Mr Bercow was elected in June 2009 and promised to only serve for nine years, a commitment he has since reneged on.
As the ninth anniversary of his election passed, Mr Bercow told a reception in Speaker's House at the Palace of Westminster: "Notwithstanding occasional rumours to the contrary, I have got absolutely no intention of going anywhere."
Mr Bercow first took the Speaker's chair on June 22 2009, promising to serve "no more than nine years in total".
He abandoned that commitment ahead of the 2017 snap election but allegations of bullying by former members of his staff - denied by the Speaker - have led to fresh calls for him to quit.

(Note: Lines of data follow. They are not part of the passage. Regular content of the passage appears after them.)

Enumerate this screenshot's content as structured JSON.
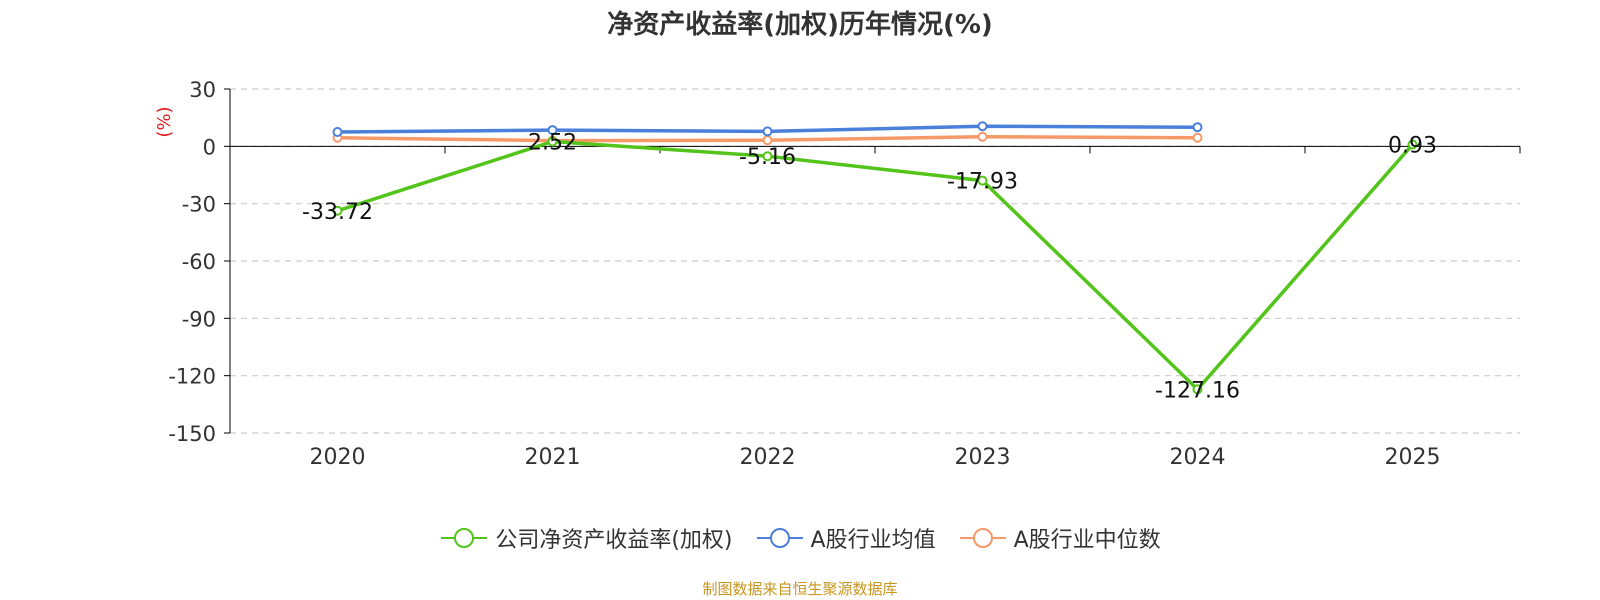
{
  "title": "净资产收益率(加权)历年情况(%)",
  "source": "制图数据来自恒生聚源数据库",
  "colors": {
    "company": "#52c41a",
    "avg": "#4a7fdc",
    "median": "#f79868",
    "ylabel": "#e02020",
    "axis": "#000000",
    "grid": "#cccccc",
    "text": "#333333"
  },
  "chart_data": {
    "type": "line",
    "title": "净资产收益率(加权)历年情况(%)",
    "ylabel": "(%)",
    "xlabel": "",
    "categories": [
      "2020",
      "2021",
      "2022",
      "2023",
      "2024",
      "2025"
    ],
    "ylim": [
      -150,
      30
    ],
    "yticks": [
      30,
      0,
      -30,
      -60,
      -90,
      -120,
      -150
    ],
    "grid": true,
    "legend_position": "bottom",
    "series": [
      {
        "name": "公司净资产收益率(加权)",
        "key": "company",
        "values": [
          -33.72,
          2.52,
          -5.16,
          -17.93,
          -127.16,
          0.93
        ],
        "labels": [
          "-33.72",
          "2.52",
          "-5.16",
          "-17.93",
          "-127.16",
          "0.93"
        ]
      },
      {
        "name": "A股行业均值",
        "key": "avg",
        "values": [
          7.5,
          8.5,
          7.8,
          10.5,
          10.0,
          null
        ]
      },
      {
        "name": "A股行业中位数",
        "key": "median",
        "values": [
          4.5,
          3.0,
          3.2,
          5.0,
          4.5,
          null
        ]
      }
    ]
  }
}
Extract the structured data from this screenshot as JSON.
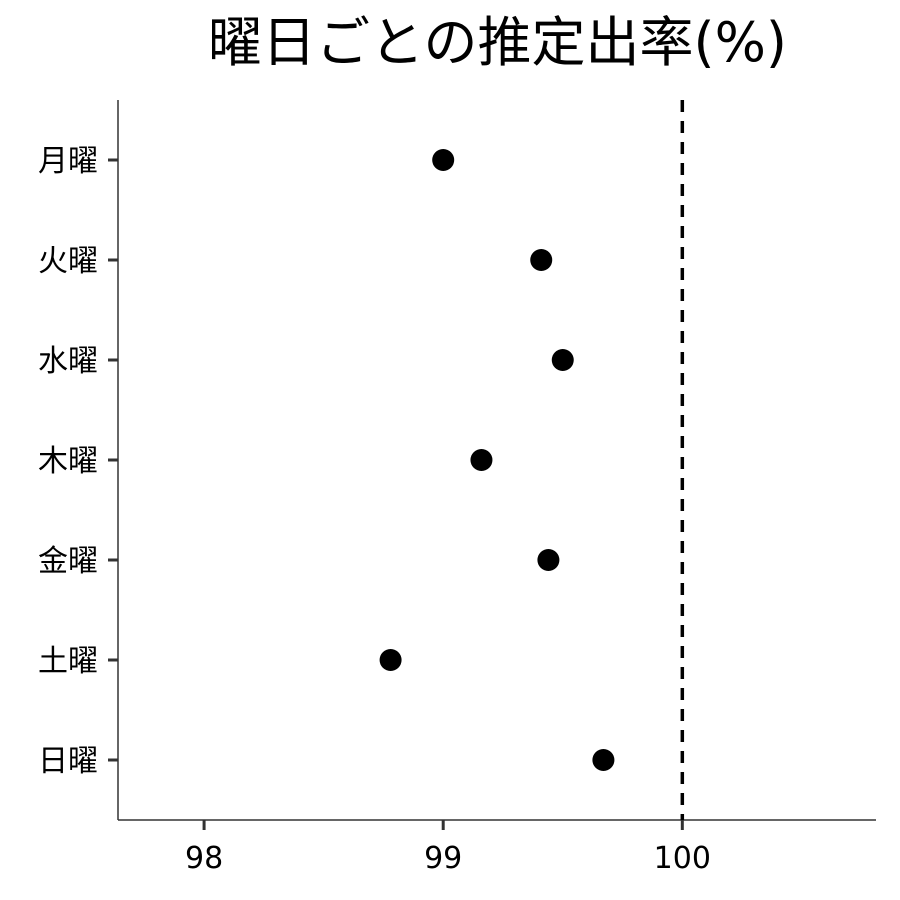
{
  "chart_data": {
    "type": "scatter",
    "title": "曜日ごとの推定出率(%)",
    "xlabel": "",
    "ylabel": "",
    "categories": [
      "月曜",
      "火曜",
      "水曜",
      "木曜",
      "金曜",
      "土曜",
      "日曜"
    ],
    "values": [
      99.0,
      99.41,
      99.5,
      99.16,
      99.44,
      98.78,
      99.67
    ],
    "xlim": [
      97.64,
      100.81
    ],
    "xticks": [
      "98",
      "99",
      "100"
    ],
    "reference_line": {
      "x": 100,
      "style": "dashed"
    },
    "grid": false,
    "point_color": "#000000"
  }
}
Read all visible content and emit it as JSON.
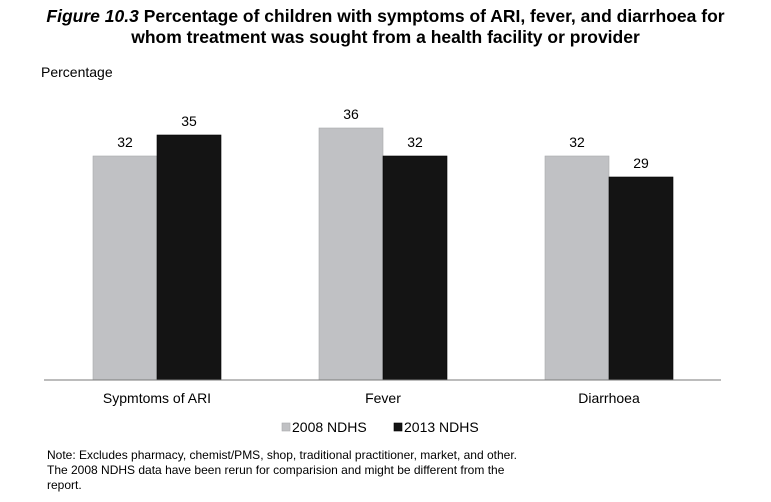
{
  "figure": {
    "label": "Figure 10.3",
    "title_line1": "Percentage of children with symptoms of ARI, fever, and diarrhoea for",
    "title_line2": "whom treatment was sought from a health facility or provider"
  },
  "note": "Note: Excludes pharmacy, chemist/PMS, shop, traditional practitioner, market, and other. The 2008 NDHS data have been rerun for comparision and might be different from the report.",
  "chart_data": {
    "type": "bar",
    "ylabel": "Percentage",
    "categories": [
      "Sypmtoms of ARI",
      "Fever",
      "Diarrhoea"
    ],
    "series": [
      {
        "name": "2008 NDHS",
        "values": [
          32,
          36,
          32
        ],
        "color": "#c0c1c4"
      },
      {
        "name": "2013 NDHS",
        "values": [
          35,
          32,
          29
        ],
        "color": "#141414"
      }
    ],
    "ylim": [
      0,
      40
    ],
    "grid": false,
    "legend_position": "bottom"
  }
}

At a reception for campaigners tackling homophobia in sport, Mr Bercow said: "It is a huge privilege to serve as Speaker, but not just so I can say to my grandchildren that I one day served as Speaker, I have always wanted this job in order to try to make a difference to the effective operation of the House of Commons as a legislature."
Defending his record, he said he had injected a "greater urgency into our proceedings" by making sure the Government "is properly held to account, is questioned, is probed, is scrutinised, is challenged, is contradicted where necessary".
But he added: "I have always felt outside the chamber there is a role for the Speaker as a facilitator of, and a trailblazer, for cultural change across the parliamentary estate."
Tory MP James Duddridge, a prominent critic of the Speaker, said he had broken his word to stand down.
"He really is a dishonourable man," Mr Duddridge told the Press Association.
"It's not him who chooses whether he goes on, it will be the House that ultimately decides his future if he is going to go back on his word."